Again, we can find mirrors of this in contemporary discussions of GenAI. Various authors and researchers have detailed the level of abstraction that modern AI systems operate at, both in terms of the volume of data they are trained on and how they represent that data:
“We’re reaching an event horizon of datasets where they’ve become so massive, they are like enormous gravitational objects that absorb all light and all investigative possibilities.”
Kate Crawford et al., 2023 A Perspective on AI and Data in Design: Interview With Kate Crawford.
“Think of ChatGPT as a blurry jpeg of all the text on the Web. It retains much of the information on the Web, in the same way that a jpeg retains much of the information of a higher-resolution image, but, if you’re looking for an exact sequence of bits, you won’t find it; all you will ever get is an approximation.”
“There is only a giant ocean of jello — a vast mathematical mixing.“
Digital Plastic
Generative AI already saturates our screens much as petro-plastics saturate the physical world: cheap to produce, infinitely re-combinable, and stubbornly persistent. Like plastic, it invites both wonder and dread. Its champions, echoing Bill Gates, celebrate a “miraculous” agent of progress, while its critics, in the spirit of Bender’s “stochastic parrots,” or Lanier’s “jello” warn that AI’s gloss of coherence masks its hollow form.

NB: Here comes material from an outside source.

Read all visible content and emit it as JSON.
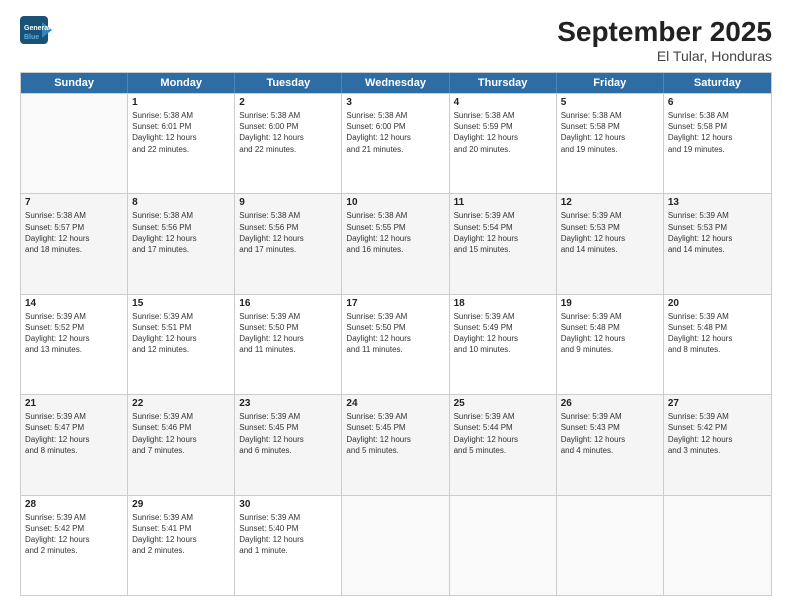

Both impulses are true, but taken individually both miss the larger point Baudrillard foresaw: once matter – or meaning – can be melted down and extruded at will, the “game of universal associations” accelerates. Content ceases to point beyond itself; it becomes self-referential flotsam swirling in an endless gyre.
If the twenty-first century’s first ecological crisis was plastic filling the oceans, its second might be the slow suffocation of our information oceans by synthetic text and image: content whose provenance, intent and truthfulness are opaque to human readers and opaque even to the machines that generated it. Whether that prospect becomes an existential threat or a manageable nuisance depends on the critical literacies we cultivate now. Multiliteracies, as a starting point, could remind us that every mode, every platform, every algorithm is a designed social act.
Our task, then, is not to detect the fakes (a battle we are already losing) but to teach students – and ourselves – to interrogate the design of AI systems: Who benefits from this output? Whose voices are missing from the training data? What alternative assemblages could better serve human flourishing? And what do we both gain and lose through our interactions with digital plastic?